Construction of a risk prediction model for cardiovascular events in community hypertensive patients based on remote ambulatory blood pressure parameters
10.3969/j.issn.1006-2483.2026.03.018
- VernacularTitle:基于远程动态血压参数的社区高血压患者心血管事件风险预测模型构建
- Author:
Guiqiu ZHU
1
;
Yihong WU
2
;
Hao ZHANG
3
;
Jun SUN
3
;
Yajuan ZHANG
3
;
Xiaohong WANG
3
;
Zongquan ZHAO
2
Author Information
1. Cardiovascular Center - Electrocardiography Center, The Affiliated Suzhou Hospital of Nanjing Medical University(Suzhou Municipal Hospital), Suzhou , Jiangsu 215000, China;
2. Department of General Practice, Runda Community Health Service Center Wumenqiao Subdistrict, Gusu District, Suzhou City, Suzhou , Jiangsu 215000, China
3. Department of General Practice, Pingjiang New Town Community Health Service Center Sujin Subdistrict, Gusu District, Suzhou City, Suzhou , Jiangsu 215000, China
- Publication Type:Journal Article
- Keywords:
Community hypertension;
Major adverse cardiovascular events;
Ambulatory blood pressure;
Remote;
Prediction model
- From:
Journal of Public Health and Preventive Medicine
2026;37(3):85-89
- CountryChina
- Language:Chinese
-
Abstract:
Objective To explore the risk prediction model of major adverse cardiovascular events (MACE) in community patients with hypertension based on remote ambulatory blood pressure parameters.

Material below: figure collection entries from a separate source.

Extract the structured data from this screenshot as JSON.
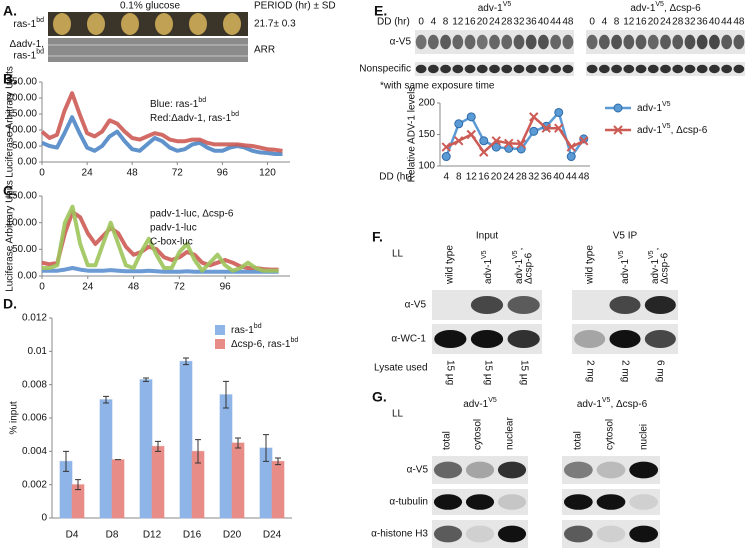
{
  "panel_labels": {
    "a": "A.",
    "b": "B.",
    "c": "C.",
    "d": "D.",
    "e": "E.",
    "f": "F.",
    "g": "G."
  },
  "panel_a": {
    "title": "0.1% glucose",
    "period_header": "PERIOD (hr) ± SD",
    "rows": [
      {
        "label": [
          [
            "ras-1",
            {
              "sup": "bd"
            }
          ]
        ],
        "period": "21.7± 0.3"
      },
      {
        "label": [
          "Δadv-1,",
          [
            "ras-1",
            {
              "sup": "bd"
            }
          ]
        ],
        "period": "ARR"
      }
    ]
  },
  "chart_data": [
    {
      "type": "line",
      "ylabel": "Luciferase Arbitrary Units",
      "x": [
        0,
        4,
        8,
        12,
        16,
        20,
        24,
        28,
        32,
        36,
        40,
        44,
        48,
        52,
        56,
        60,
        64,
        68,
        72,
        76,
        80,
        84,
        88,
        92,
        96,
        100,
        104,
        108,
        112,
        116,
        120,
        124,
        128
      ],
      "xlim": [
        0,
        132
      ],
      "xticks": [
        0,
        24,
        48,
        72,
        96,
        120
      ],
      "ylim": [
        0,
        250
      ],
      "yticks": [
        {
          "value": 0,
          "label": "0.00"
        },
        {
          "value": 50,
          "label": "50.00"
        },
        {
          "value": 100,
          "label": "100.00"
        },
        {
          "value": 150,
          "label": "150.00"
        },
        {
          "value": 200,
          "label": "200.00"
        },
        {
          "value": 250,
          "label": "250.00"
        }
      ],
      "series": [
        {
          "name": [
            "Blue: ras-1",
            {
              "sup": "bd"
            }
          ],
          "color": "#4f86c6",
          "values": [
            60,
            50,
            45,
            90,
            140,
            90,
            45,
            35,
            50,
            80,
            95,
            65,
            40,
            35,
            55,
            75,
            65,
            45,
            35,
            40,
            55,
            60,
            45,
            35,
            35,
            45,
            50,
            45,
            35,
            30,
            28,
            25,
            25
          ]
        },
        {
          "name": [
            "Red:Δadv-1, ras-1",
            {
              "sup": "bd"
            }
          ],
          "color": "#cd5b55",
          "values": [
            95,
            75,
            85,
            160,
            215,
            150,
            90,
            80,
            95,
            130,
            120,
            95,
            75,
            70,
            80,
            90,
            85,
            70,
            65,
            65,
            70,
            70,
            60,
            55,
            55,
            55,
            55,
            52,
            50,
            45,
            40,
            38,
            35
          ]
        }
      ]
    },
    {
      "type": "line",
      "ylabel": "Luciferase Arbitrary Units",
      "x": [
        0,
        4,
        8,
        12,
        16,
        20,
        24,
        28,
        32,
        36,
        40,
        44,
        48,
        52,
        56,
        60,
        64,
        68,
        72,
        76,
        80,
        84,
        88,
        92,
        96,
        100,
        104,
        108,
        112,
        116,
        120,
        124
      ],
      "xlim": [
        0,
        130
      ],
      "xticks": [
        0,
        24,
        48,
        72,
        96
      ],
      "ylim": [
        0,
        150
      ],
      "yticks": [
        {
          "value": 0,
          "label": "0.00"
        },
        {
          "value": 50,
          "label": "50.00"
        },
        {
          "value": 100,
          "label": "100.00"
        },
        {
          "value": 150,
          "label": "150.00"
        }
      ],
      "series": [
        {
          "name": "padv-1-luc, Δcsp-6",
          "color": "#5b8fd0",
          "values": [
            10,
            10,
            10,
            12,
            15,
            12,
            10,
            10,
            10,
            11,
            10,
            9,
            9,
            9,
            10,
            9,
            8,
            8,
            8,
            9,
            8,
            8,
            8,
            8,
            8,
            8,
            8,
            8,
            8,
            8,
            8,
            8
          ]
        },
        {
          "name": "padv-1-luc",
          "color": "#cd5b55",
          "values": [
            25,
            22,
            25,
            80,
            120,
            110,
            80,
            60,
            75,
            90,
            80,
            55,
            40,
            45,
            55,
            50,
            35,
            30,
            35,
            45,
            40,
            25,
            20,
            25,
            30,
            25,
            18,
            15,
            15,
            13,
            12,
            12
          ]
        },
        {
          "name": "C-box-luc",
          "color": "#9dc45b",
          "values": [
            15,
            15,
            20,
            100,
            130,
            60,
            20,
            20,
            60,
            100,
            60,
            20,
            15,
            45,
            70,
            40,
            15,
            15,
            45,
            60,
            30,
            10,
            25,
            40,
            20,
            10,
            15,
            25,
            15,
            10,
            10,
            10
          ]
        }
      ]
    },
    {
      "type": "bar",
      "ylabel": "% input",
      "categories": [
        "D4",
        "D8",
        "D12",
        "D16",
        "D20",
        "D24"
      ],
      "ylim": [
        0,
        0.012
      ],
      "yticks": [
        0,
        0.002,
        0.004,
        0.006,
        0.008,
        0.01,
        0.012
      ],
      "series": [
        {
          "name": [
            "ras-1",
            {
              "sup": "bd"
            }
          ],
          "color": "#8fb5e8",
          "values": [
            0.0034,
            0.0071,
            0.0083,
            0.0094,
            0.0074,
            0.0042
          ],
          "errors": [
            0.0006,
            0.0002,
            0.0001,
            0.0002,
            0.0008,
            0.0008
          ]
        },
        {
          "name": [
            "Δcsp-6, ras-1",
            {
              "sup": "bd"
            }
          ],
          "color": "#e88c88",
          "values": [
            0.002,
            0.0035,
            0.0043,
            0.004,
            0.0045,
            0.0034
          ],
          "errors": [
            0.0003,
            0,
            0.0003,
            0.0007,
            0.0003,
            0.0002
          ]
        }
      ]
    },
    {
      "type": "line",
      "ylabel": "Relative ADV-1 levels",
      "xlabel": "DD (hr)",
      "categories": [
        4,
        8,
        12,
        16,
        20,
        24,
        28,
        32,
        36,
        40,
        44,
        48
      ],
      "ylim": [
        100,
        200
      ],
      "yticks": [
        100,
        150,
        200
      ],
      "series": [
        {
          "name": [
            "adv-1",
            {
              "sup": "V5"
            }
          ],
          "color": "#5b9bd5",
          "marker": "circle",
          "values": [
            115,
            167,
            178,
            140,
            130,
            128,
            127,
            155,
            163,
            185,
            115,
            143
          ]
        },
        {
          "name": [
            "adv-1",
            {
              "sup": "V5"
            },
            ", Δcsp-6"
          ],
          "color": "#cd5b55",
          "marker": "x",
          "values": [
            130,
            140,
            150,
            122,
            140,
            136,
            135,
            178,
            160,
            160,
            130,
            140
          ]
        }
      ]
    }
  ],
  "panel_e_blot": {
    "groups": [
      [
        "adv-1",
        {
          "sup": "V5"
        }
      ],
      [
        "adv-1",
        {
          "sup": "V5"
        },
        ", Δcsp-6"
      ]
    ],
    "dd_label": "DD (hr)",
    "timepoints": [
      0,
      4,
      8,
      12,
      16,
      20,
      24,
      28,
      32,
      36,
      40,
      44,
      48
    ],
    "rows": [
      "α-V5",
      "Nonspecific"
    ],
    "note": "*with same exposure time"
  },
  "panel_f": {
    "condition": "LL",
    "groups": [
      "Input",
      "V5 IP"
    ],
    "lanes": [
      [
        "wild type"
      ],
      [
        [
          "adv-1",
          {
            "sup": "V5"
          }
        ]
      ],
      [
        [
          "adv-1",
          {
            "sup": "V5"
          },
          ","
        ],
        "Δcsp-6"
      ],
      [
        "wild type"
      ],
      [
        [
          "adv-1",
          {
            "sup": "V5"
          }
        ]
      ],
      [
        [
          "adv-1",
          {
            "sup": "V5"
          },
          ","
        ],
        "Δcsp-6"
      ]
    ],
    "rows": [
      "α-V5",
      "α-WC-1"
    ],
    "lysate_label": "Lysate used",
    "amounts": [
      "15 μg",
      "15 μg",
      "15 μg",
      "2 mg",
      "2 mg",
      "6 mg"
    ]
  },
  "panel_g": {
    "condition": "LL",
    "groups": [
      [
        "adv-1",
        {
          "sup": "V5"
        }
      ],
      [
        "adv-1",
        {
          "sup": "V5"
        },
        ", Δcsp-6"
      ]
    ],
    "lanes": [
      "total",
      "cytosol",
      "nuclear",
      "total",
      "cytosol",
      "nuclei"
    ],
    "rows": [
      "α-V5",
      "α-tubulin",
      "α-histone H3"
    ]
  }
}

Methods From November 2023 to October 2024, 486 community patients with hypertension who received standardized management in Nanjing Medical University Affiliated to Suzhou Hospital were retrospectively selected. All patients wore remote ambulatory blood pressure monitor to obtain 24-hour ambulatory blood pressure data. Clinical data were collected and remote ambulatory blood pressure parameters [24-hour systolic blood pressure variability (SBPV), 24-hour diastolic blood pressure variability (DBPV), nighttime SBPV, nighttime DBPV, daytime SBPV, daytime DBPV] were extracted. The patients were followed up for 12 months, and were classified into MACE group (n=42) and non-MACE group (n=444) according to whether MACE occurred during follow-up. Multivariate Logistic regression analysis was adopted to screen the influencing factors for MACE. Based on the above factors, a risk prediction model was constructed and verified by receiver operating characteristic (ROC) curve. Results MACE occurred in 42 cases among 486 patients, with an incidence rate of 8.64%. Multivariate Logistic regression analysis suggested that nighttime DBPV (OR=1.119, 95%CI: 1.030-1.214), 24h-SBPV (OR=1.115, 95%CI: 1.007-1.235), nighttime SBPV (OR=1.116, 95%CI: 1.016-1.226) and diabetes mellitus (OR=2.762, 95%CI: 1.059-7.203) were independent factors for MACE (P<0.05). The model validation results revealed that the area under the ROC curve was 0.905 (95%CI: 0.854-0.956 ), and the model had a good discrimination degree. Conclusion Nighttime DBPV, 24h-SBPV, nighttime SBPV and diabetes mellitus are independent risk factors for MACE in community patients with hypertension. The clinical prediction model based on these variables exhibits certain predictive value on MACE risk.